10.4097/kjae.2002.43.2.165
- Author:
Eun Ha SUK
1
;
In Sook CHO
;
Kyu Sam HWANG
;
Kyu Taek CHOI
Author Information
1. Department of Anesthesiology, Asan Medical Center, College of Medicine, University of Ulsan, Korea. qtek@amc.seoul.kr
- Publication Type:Original Article
- Keywords:
Fulminant hepatic failure;
transplantation;
intracranial pressure;
jugular venous oxygen saturation
- MeSH:
Anesthesia*;
Brain Edema;
Brain Injuries;
Cause of Death;
Furosemide;
Hemodiafiltration;
Hemodynamics;
Hepatorenal Syndrome;
Humans;
Hypoventilation;
Intracranial Hypertension;
Intracranial Pressure*;
Jaundice;
Liver Failure;
Liver Failure, Acute*;
Liver Transplantation*;
Liver*;
Mannitol;
Oxygen*;
Perfusion;
Retrospective Studies;
Thiopental;
Transplantation;
Vasodilation
- From:Korean Journal of Anesthesiology
2002;43(2):165-173
- CountryRepublic of Korea
- Language:Korean
-
Abstract:
BACKGROUND: Fulminant hepatic failure is characterized by rapid progressive liver failure with the onset of encephalopathy within a few weeks of the appearance of jaundice. This illness is frequently complicated by hemodynamic instability, multiple organ dysfunction and intracranial hypertension associated with cerebral edema, which is the most common cause of death in this condition. We reviewed 8 cases of liver transplantation with fulminant hepatic failure with respect to anesthetic management and neurologic monitoring. METHODS: We analyzed anesthetic management, intracranial pressure (ICP), cerebral perfusion pressure (CPP), jugular venous oxygen saturation (SjvO2) and hemodynamics retrospectively during liver transplantation in 8 patients with fulminant hepatic failure.
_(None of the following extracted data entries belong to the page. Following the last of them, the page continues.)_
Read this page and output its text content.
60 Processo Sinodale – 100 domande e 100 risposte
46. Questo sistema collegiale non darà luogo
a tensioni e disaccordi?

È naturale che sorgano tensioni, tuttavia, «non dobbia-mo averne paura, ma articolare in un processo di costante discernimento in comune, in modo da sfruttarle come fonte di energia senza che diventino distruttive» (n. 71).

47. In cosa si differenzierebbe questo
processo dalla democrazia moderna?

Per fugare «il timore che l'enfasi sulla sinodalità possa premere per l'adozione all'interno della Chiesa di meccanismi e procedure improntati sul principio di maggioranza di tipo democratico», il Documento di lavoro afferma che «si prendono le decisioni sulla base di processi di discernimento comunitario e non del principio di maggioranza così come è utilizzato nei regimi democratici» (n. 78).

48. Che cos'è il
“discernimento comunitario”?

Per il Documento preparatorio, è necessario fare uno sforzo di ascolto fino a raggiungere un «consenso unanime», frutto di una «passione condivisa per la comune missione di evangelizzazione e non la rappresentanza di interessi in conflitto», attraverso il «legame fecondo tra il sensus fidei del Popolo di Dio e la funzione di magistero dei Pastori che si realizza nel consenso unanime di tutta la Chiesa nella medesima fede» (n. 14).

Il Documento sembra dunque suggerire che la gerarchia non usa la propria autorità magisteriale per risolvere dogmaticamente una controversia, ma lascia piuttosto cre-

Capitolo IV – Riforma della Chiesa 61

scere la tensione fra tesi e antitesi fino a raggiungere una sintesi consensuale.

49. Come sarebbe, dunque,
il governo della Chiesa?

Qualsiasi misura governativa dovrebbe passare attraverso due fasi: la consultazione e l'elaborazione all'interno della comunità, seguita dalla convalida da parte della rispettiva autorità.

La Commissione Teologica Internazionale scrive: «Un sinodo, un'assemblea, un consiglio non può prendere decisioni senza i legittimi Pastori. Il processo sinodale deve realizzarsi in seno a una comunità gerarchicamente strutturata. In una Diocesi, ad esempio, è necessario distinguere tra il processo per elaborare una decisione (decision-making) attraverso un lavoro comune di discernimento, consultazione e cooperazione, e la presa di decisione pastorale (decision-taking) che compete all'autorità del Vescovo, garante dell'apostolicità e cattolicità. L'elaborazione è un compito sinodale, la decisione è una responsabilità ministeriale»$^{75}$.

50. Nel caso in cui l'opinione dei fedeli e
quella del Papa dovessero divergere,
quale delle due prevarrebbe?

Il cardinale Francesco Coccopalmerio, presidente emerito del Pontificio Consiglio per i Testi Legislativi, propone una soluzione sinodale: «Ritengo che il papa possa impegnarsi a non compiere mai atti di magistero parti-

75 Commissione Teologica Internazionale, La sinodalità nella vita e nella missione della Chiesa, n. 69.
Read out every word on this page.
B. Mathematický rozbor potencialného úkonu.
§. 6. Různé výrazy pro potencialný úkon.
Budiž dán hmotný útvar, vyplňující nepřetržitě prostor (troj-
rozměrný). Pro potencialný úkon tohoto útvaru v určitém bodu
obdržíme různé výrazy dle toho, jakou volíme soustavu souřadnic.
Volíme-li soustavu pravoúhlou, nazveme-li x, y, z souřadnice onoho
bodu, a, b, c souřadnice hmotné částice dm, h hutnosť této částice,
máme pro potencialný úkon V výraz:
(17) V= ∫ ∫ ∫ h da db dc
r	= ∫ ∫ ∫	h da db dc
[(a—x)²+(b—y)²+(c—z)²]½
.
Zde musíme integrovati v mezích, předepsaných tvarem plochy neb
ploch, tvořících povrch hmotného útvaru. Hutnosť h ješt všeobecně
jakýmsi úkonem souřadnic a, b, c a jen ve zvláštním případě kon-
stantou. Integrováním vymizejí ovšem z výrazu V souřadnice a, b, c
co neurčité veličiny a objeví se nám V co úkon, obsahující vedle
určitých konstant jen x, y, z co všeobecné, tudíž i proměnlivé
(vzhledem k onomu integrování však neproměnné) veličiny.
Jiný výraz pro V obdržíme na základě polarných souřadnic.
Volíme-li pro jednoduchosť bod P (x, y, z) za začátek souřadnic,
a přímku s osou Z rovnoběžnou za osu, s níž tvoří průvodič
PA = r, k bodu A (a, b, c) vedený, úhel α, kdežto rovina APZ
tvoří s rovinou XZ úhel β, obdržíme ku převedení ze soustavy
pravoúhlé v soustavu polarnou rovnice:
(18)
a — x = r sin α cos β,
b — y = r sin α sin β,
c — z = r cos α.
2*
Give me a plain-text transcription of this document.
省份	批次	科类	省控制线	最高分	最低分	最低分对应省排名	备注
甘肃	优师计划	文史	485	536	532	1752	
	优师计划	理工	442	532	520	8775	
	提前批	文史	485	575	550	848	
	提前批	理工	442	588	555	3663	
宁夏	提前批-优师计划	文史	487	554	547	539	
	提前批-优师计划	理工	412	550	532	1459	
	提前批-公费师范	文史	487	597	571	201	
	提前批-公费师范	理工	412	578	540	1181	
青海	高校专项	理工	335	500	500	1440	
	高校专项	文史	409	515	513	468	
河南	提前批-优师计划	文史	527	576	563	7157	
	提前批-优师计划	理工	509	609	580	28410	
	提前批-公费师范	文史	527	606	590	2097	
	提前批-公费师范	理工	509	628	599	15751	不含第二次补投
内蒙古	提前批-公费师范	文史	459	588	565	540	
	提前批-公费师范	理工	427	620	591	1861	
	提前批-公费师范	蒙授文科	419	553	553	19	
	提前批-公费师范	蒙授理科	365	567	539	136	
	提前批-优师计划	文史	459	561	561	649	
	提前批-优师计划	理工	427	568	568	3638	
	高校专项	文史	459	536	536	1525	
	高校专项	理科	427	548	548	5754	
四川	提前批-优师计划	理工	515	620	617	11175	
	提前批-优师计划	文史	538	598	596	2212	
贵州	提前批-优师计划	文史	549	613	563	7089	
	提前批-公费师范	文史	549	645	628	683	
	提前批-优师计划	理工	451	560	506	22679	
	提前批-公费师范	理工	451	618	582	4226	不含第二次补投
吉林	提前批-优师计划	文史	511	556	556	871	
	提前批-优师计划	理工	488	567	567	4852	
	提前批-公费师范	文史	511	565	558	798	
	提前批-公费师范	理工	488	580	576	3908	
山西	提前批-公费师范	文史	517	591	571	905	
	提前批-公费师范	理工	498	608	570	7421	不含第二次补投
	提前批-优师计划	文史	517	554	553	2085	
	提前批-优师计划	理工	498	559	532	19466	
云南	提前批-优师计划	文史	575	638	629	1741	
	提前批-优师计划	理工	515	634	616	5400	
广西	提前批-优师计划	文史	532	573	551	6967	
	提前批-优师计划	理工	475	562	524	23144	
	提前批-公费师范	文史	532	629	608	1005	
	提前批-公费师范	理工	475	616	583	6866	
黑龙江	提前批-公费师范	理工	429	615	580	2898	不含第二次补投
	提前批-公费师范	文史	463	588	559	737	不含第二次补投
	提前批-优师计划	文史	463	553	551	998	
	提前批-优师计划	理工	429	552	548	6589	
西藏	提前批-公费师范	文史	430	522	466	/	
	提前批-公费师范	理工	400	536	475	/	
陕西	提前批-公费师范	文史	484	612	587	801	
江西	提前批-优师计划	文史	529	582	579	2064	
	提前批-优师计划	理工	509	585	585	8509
Intracranial hypertension was defined as an ICP >or= 20 mmHg for at least 5 minutes. The goal of management is to keep the CPP above 40 - 50 mmHg and ICP below 30 - 40 mmHg. There were 3 cases of hepatorenal syndrome and continous veno-venous hemodiafiltration (CVVHD) was used in 2 cases. RESULTS: All patients showed characteristic hyperdynamic circulation with severe vasodilation and vasopressive drugs were needed to maintain CPP. The episodes of intracranial hypertension occurred in all patients during transplantation. To decrease ICP, medical therapy with mannitol, furosemide and thiopental infusion were required. Intracranial hemorrhagic complications occurred in 3 cases. SjvO2 decreased transiently below 60% in 3 cases. However, it was improved with an increase of PaCO2 by hypoventilation and maintained above 60 - 80% in all cases. CONCLUSIONS: This data suggests that there is a risk of brain injury secondary to elevated ICP and low CPP during liver transplantation. ICP, CPP and SjvO2 monitoring in patients with fulminant hepatic failure can be useful for the prompt recognition of intracranial hypertension and for guiding therapy. However, correction of the coagulopathy before placement of the ICP tranducer must be performed to prevent hemorragic complications.